La session présentera le point de vue fréquentiste sur les méthodes bayésiennes dans des cadres nonparamétriques et semiparamétriques. De nombreux articles récents s’inscrivent dans deux directions principales. La première concerne la concentration de l’a-posteriori, dans la lignée de [GGv00], avec un fort intérêt pour les processus gaussiens ; la seconde, dans la suite de [Gho99], porte sur la normalité asymptotique de l’a-posteriori.
Enfin, le dernier exposé s’intéresse à des tests de monotonicité construits à partir de régions de crédibilité bayésiennes.


Les exposés :

  1. Judith Rousseau, Université Paris Dauphine (intervenante principale)

    Titre : On some aspects of frequentist properties of Bayesian non and semi-parametric approaches

  2. Catia Scricciolo, Université Bocconi, Milan

    Titre : Bayes and empirical Bayes: do they merge?

    Résumé : Bayesian inference is attractive for its coherence and good frequentist properties. However, it is a common experience that eliciting a honest prior may be difficult and, in practice, people often take an empirical Bayes approach, plugging empirical estimates of the prior hyperparameters into the posterior distribution. Even if not rigorously justified, the underlying idea is that, when the sample size is large, empirical Bayes leads to “similar” inferential answers. Yet, precise mathematical results seem to be missing.

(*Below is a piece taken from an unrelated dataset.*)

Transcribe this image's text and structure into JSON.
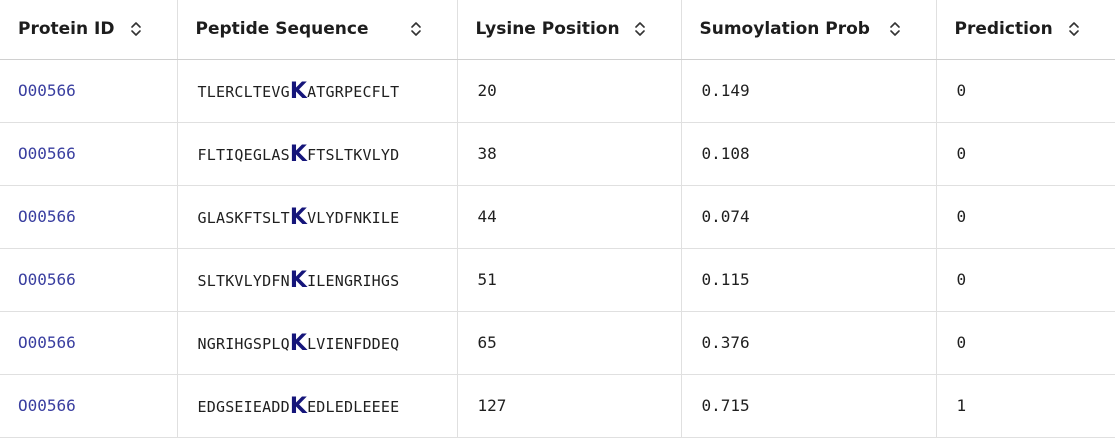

In this work, we give a more rigorous justification in terms of merging of Bayes and empirical Bayes posterior distributions. We consider two notions of merging: Bayesian weak merging and frequentist merging in total variation. Since weak merging is related to consistency, we provide sufficient conditions for consistency of empirical Bayes posteriors. Also, we show that, under regularity conditions, the empirical Bayes procedure asymptotically selects the value of the hyperparameter for which the prior mostly favors the “truth”. Examples include empirical Bayes density estimation with Dirichlet process mixtures.

    (Joint work with Sonia Petrone and Judith Rousseau)

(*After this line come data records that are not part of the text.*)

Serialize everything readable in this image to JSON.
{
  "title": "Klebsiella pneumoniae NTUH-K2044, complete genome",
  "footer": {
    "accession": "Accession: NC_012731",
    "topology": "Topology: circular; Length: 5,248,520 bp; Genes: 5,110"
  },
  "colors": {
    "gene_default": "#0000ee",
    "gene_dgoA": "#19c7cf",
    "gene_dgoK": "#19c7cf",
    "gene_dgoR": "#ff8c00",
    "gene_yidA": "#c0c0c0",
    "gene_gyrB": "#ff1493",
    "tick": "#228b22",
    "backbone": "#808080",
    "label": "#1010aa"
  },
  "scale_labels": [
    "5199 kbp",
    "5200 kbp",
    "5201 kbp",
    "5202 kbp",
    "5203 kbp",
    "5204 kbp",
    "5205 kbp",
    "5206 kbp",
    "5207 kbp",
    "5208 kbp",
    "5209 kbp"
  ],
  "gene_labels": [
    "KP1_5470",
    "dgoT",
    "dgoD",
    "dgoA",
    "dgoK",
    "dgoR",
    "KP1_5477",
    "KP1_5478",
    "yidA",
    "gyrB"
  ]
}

  3. Bas Kleijn, Université d’Amsterdam

    Titre : Semiparametric posterior limits for regular and some irregular problems

    Résumé : We consider the Bayesian procedure from the frequentist perspective with a focus on marginal posterior limit distributions in regular (LAN) and some irregular (LAE) semiparametric estimation problems. In the early 1950’s Le Cam established the celebrated Bernstein-Von Mises theorem for regular (LAN) parametric estimation problems. In this talk, we extend Le Cam’s theorem to regular semiparametric context, showing that the marginal posterior for the parameter of interest converges to the sampling distribution of any efficient semiparametric point-estimator, under straightforward conditions on model and prior. The methodology can be extended further to a class of irregular semiparametric estimation problems introduced by Ibrahimov and Hasminski which are not smooth but display what is called locally asymptotically exponentiality (LAE). We establish an exponential Bernstein-Von Mises limit for the marginal posterior in LAE semiparametric problems.

    (Based on collaborations with P. Bickel and B. Knapik)

  4. J.-B. Salomond, Université Paris Dauphine (

    Titre : Adaptive Bayes test for monotonicity

    Résumé : We study the asymptotic behaviour of a Bayesian nonparametric test of qualitative hypotheses. More precisely, we focus on the problem of testing the monotonicity of a regression function, following an on going work of [MR11]. Even if some results are known in the frequentist framework, no Bayesian testing procedure has been proposed, at least none has been studied theoretically. The test proposed in this work is straightforward to implement, which is a great advantage compared to the frequentist tests proposed in the literature. We prove consistency of our testing procedure and also derive an upper bound on its separation rate. The separation rate is the rate at which the minimal distance between the null and a given alternative, for which the test procedure is consistent, decreases with the number of observations. In our case, these alternative classes of regression functions will be defined in terms of Hölder smoothness and in terms of their distance to the set of monotone regression functions. We also prove that our procedure is adaptive, in the sense that it does not depend on the smoothness of the regression function under the alternative, and leads to the optimal (up to a log factor) separation rate, for all classes of Hölder function with smoothness bounded by 1.


[GGv00]   Subhashis Ghosal, Jayanta K. Ghosh, and Aad W. van der Vaart. Convergence rates of posterior distributions. Ann. Statist., 28(2):500–531, 2000.

[Gho99]    Subhashis Ghosal. Asymptotic normality of posterior distributions in high-dimensional linear models. Bernoulli, 5(2):315–331, 1999.

[MR11]    R. McVinish and J. Rousseau. Bayesian testing of decreasing densities. 2011.